Regular event in Tasmania, Australia

The Australian Wooden Boat Festival (AWBF) is a biennial event held in Hobart, Tasmania, celebrating wooden boats. AWBF is held concurrently with the Royal Hobart Regatta. The festival welcomes wooden boats of all sizes including wooden canoes, kayaks and dinghies as well as yachts and tall ships.

== About ==
The festival is a celebration of Australia's maritime heritage and also showcases Tasmania's rich history of food and wines. It has a major economic benefit to the island state of Tasmania, with accommodation fully booked during the event.

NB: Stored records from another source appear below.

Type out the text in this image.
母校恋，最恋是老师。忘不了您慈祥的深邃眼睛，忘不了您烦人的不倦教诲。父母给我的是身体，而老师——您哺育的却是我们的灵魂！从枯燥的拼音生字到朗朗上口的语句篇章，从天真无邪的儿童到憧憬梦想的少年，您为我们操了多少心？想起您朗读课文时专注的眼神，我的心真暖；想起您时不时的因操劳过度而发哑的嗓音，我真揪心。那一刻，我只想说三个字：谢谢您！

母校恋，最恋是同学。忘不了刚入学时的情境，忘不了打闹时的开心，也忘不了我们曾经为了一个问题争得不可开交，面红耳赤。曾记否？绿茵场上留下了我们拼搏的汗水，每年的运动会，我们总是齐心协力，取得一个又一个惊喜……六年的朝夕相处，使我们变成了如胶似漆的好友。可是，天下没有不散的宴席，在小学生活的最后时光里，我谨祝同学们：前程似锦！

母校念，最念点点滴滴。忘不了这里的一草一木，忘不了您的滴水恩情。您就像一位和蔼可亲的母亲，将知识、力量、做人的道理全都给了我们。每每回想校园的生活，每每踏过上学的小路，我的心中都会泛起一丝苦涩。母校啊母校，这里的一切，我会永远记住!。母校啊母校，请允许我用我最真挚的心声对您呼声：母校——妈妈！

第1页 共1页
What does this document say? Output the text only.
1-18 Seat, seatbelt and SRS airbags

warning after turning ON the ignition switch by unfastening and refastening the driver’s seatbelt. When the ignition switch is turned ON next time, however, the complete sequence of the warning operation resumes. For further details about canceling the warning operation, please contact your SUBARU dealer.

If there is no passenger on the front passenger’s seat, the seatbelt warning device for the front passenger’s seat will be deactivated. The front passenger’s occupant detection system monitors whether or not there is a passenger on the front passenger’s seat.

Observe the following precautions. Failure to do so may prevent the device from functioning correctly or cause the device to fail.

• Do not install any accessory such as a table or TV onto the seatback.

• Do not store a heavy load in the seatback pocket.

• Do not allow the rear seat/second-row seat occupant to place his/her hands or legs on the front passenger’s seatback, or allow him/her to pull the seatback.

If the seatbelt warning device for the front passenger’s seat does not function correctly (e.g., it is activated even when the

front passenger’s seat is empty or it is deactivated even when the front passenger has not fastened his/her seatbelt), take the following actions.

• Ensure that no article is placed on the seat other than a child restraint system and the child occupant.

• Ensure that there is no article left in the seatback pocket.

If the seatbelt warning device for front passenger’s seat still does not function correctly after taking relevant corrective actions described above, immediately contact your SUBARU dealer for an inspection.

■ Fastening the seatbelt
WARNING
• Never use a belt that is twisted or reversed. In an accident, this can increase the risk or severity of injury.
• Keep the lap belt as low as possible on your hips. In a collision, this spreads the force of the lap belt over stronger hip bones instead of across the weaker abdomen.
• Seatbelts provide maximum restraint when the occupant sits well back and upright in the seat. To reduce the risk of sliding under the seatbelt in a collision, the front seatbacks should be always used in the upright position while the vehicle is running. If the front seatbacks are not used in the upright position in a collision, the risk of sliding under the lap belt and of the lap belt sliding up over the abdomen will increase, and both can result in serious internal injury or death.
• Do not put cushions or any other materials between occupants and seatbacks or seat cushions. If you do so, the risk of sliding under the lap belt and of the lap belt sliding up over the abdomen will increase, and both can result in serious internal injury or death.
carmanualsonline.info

AWBF is open only to boats constructed from timber*, and is widely regarded as the largest event of its type in the southern hemisphere. Indeed, it may be the world's largest boat festival open to wooden boats only.

== History ==
The first Australian Wooden Boat Festival was held in 1994 (180 boats).
- 2005 – 40,000 visitors (450 boats)
- 2011 – 160,000 visitors (550 boats)
- 2013 – 200,000 visitors (550 boats)
- 2015 – 200,000+ visitors (550 boats)
- 2017 – 200,000+ visitors (550 boats)

The 2021 festival was cancelled due to the COVID-19 pandemic in Australia and was deferred to 2023.

== Notes ==
- An exception is tall ships, as some large tall ships that visit during the festival have steel or iron hulls.

==2017 ships==
The Sail Training Vessel Tenacious was scheduled to be a feature vessel at AWBF 2017.

HM Bark Endeavour Replica is a major feature of each festival, though it did not attend in 2017. Other vessels that attend include the Julie Burgess, the last blue-gum fishing ketch, the HMS Lady Nelson replica, Windeward Bound and the James Craig.